Потом в интервью «Жизнь шпиона» он так объяснил: «Я грузин и философ, с юности я нахожусь во внутренней эмиграции. Я хорошо понимаю, что такое быть шпионом. Необходимое условие успешной шпионской деятельности, а нередко и творчества – схожесть с окружающими… Надо оставаться незаметным, не теряя свободы» [20, с. 353] [10] .

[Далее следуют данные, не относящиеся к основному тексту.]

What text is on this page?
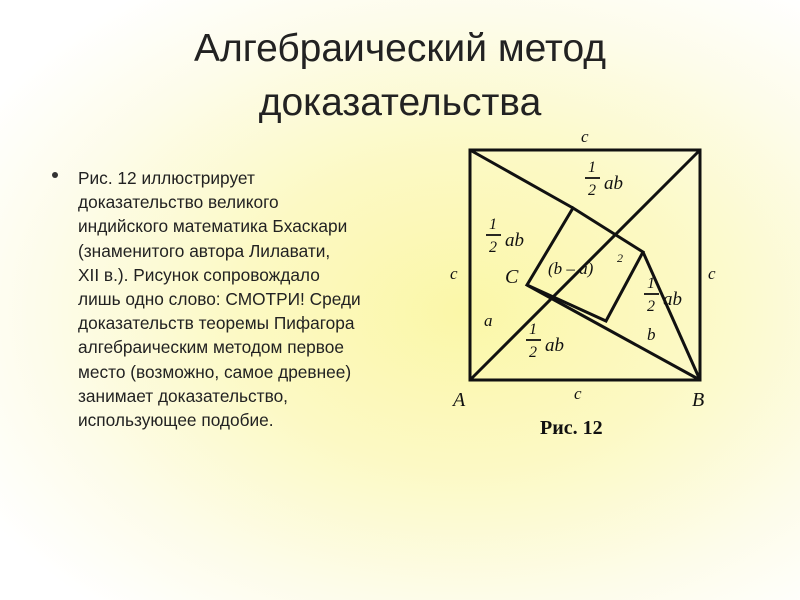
Алгебраический метод
доказательства
Рис. 12 иллюстрирует
доказательство великого
индийского математика Бхаскари
(знаменитого автора Лилавати,
XII в.). Рисунок сопровождало
лишь одно слово: СМОТРИ! Среди
доказательств теоремы Пифагора
алгебраическим методом первое
место (возможно, самое древнее)
занимает доказательство,
использующее подобие.
c
c	c
c
a
b
A	B
C
1
2 ab
1
2 ab
1
2 ab
1
2 ab
(b – a)
2
Рис. 12
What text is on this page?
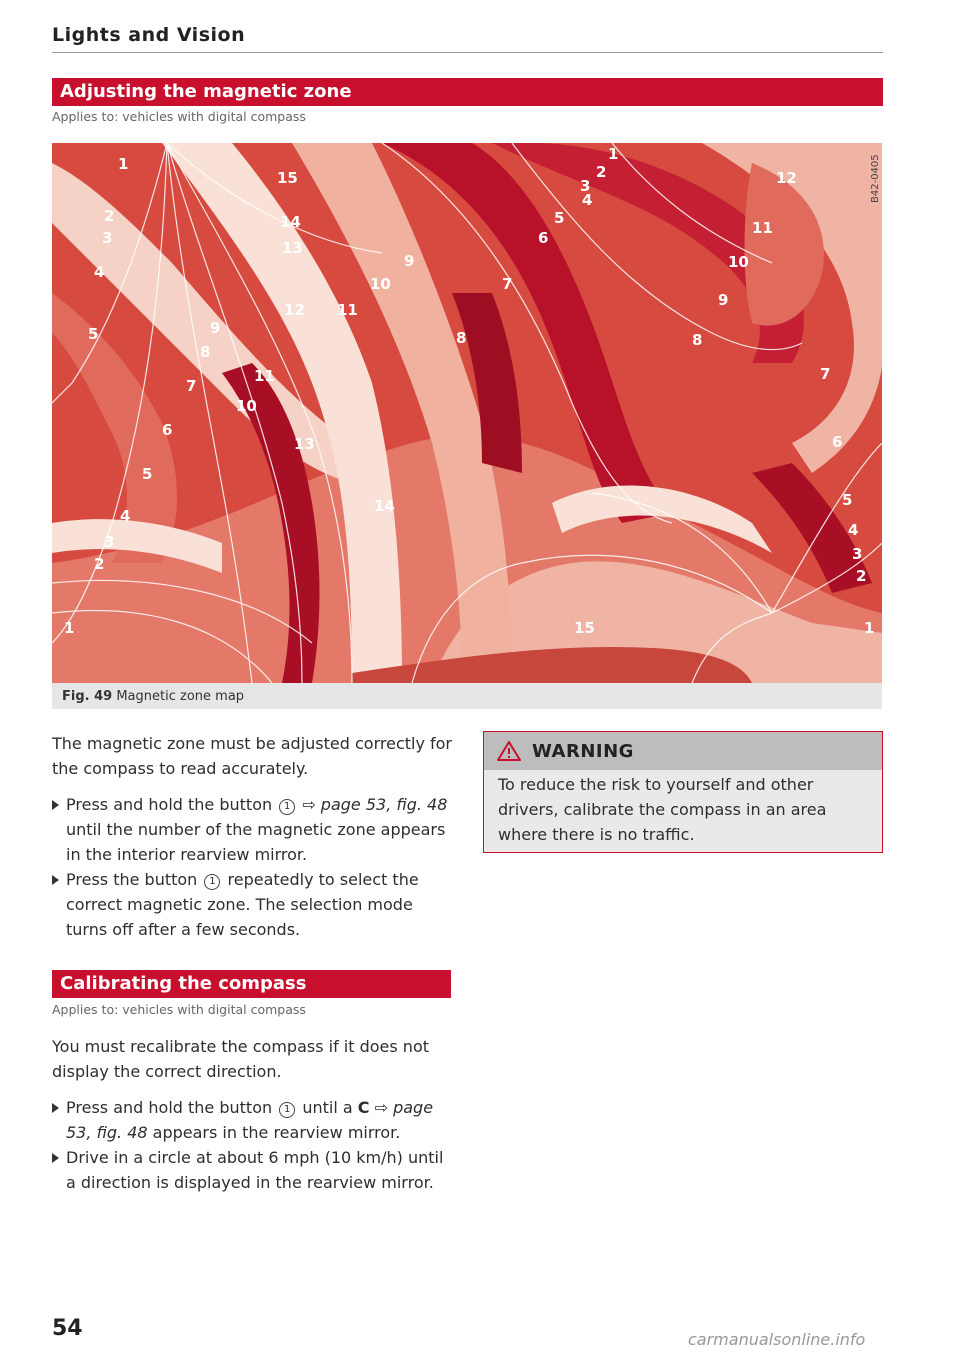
Lights and Vision
Adjusting the magnetic zone
Applies to: vehicles with digital compass
1
2
3
4
5
15
14
13
12 11
10
9
8
7
6
5
4
3
2
1
12
11
10
9
8
7
6
5
4
3
2
1
9
8
7
6
5
4
3
2
1
11
10
13
14
15
B42-0405
Fig. 49 Magnetic zone map
The magnetic zone must be adjusted correctly for the compass to read accurately.
Press and hold the button 1 ⇨ page 53, fig. 48 until the number of the magnetic zone appears in the interior rearview mirror.
Press the button 1 repeatedly to select the correct magnetic zone. The selection mode turns off after a few seconds.
Calibrating the compass
Applies to: vehicles with digital compass
You must recalibrate the compass if it does not display the correct direction.
Press and hold the button 1 until a C ⇨ page 53, fig. 48 appears in the rearview mirror.
Drive in a circle at about 6 mph (10 km/h) until a direction is displayed in the rearview mirror.
WARNING
To reduce the risk to yourself and other drivers, calibrate the compass in an area where there is no traffic.
54	carmanualsonline.info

Но как раз он был человеком оригинальным, совершенно несхожим с людьми, к которым мы привыкли. Потом он стал давать интервью или вставлять свои рассуждения в лекции – не философские, а чисто идеологические, но наполненные такой ненавистью, какой не чувствовалось даже у Р. Рейгана. Он мог в интервью, рассуждая очень абстрактно о советских людях, сказать корреспонденту: «Теперь вы представляете себе смердящую социальную плоть нашего бытия». Ввернул литературную метафору, но как!
10
В интервью 1988 г. он дал более мягкое объяснение – все же эмигрант, а не шпион: «Если угодно, я все время находился в некоторой внутренней эмиграции. В Праге я находился в позолоченной эмиграции, потому что там было удобно и комфортно жить, и к тому же это красивый город. А в Москве – во внутренней эмиграции, хотя, когда у меня была возможность делать так называемое прогрессивное дело, я эту возможность не упускал» [11].
Исследователь творчества Мамардашвили Ю.В. Пущаев пишет: «Мамардашвили считал советский мир антимиром, миром привидений, антижизнью: “Когда господствует советизм, сама жизнь теряет функцию. Советская жизнь – антижизнь. Ни в одном слове, предложении, позе или действии, характерных для советизма, я не узнаю себя как живого, не чувствую жизни. Там, где советизм, – жизни нет”. Это его максимально критическое отношение к “советизму” распространялось и на Россию в целом, на все русское культурное пространство» [18].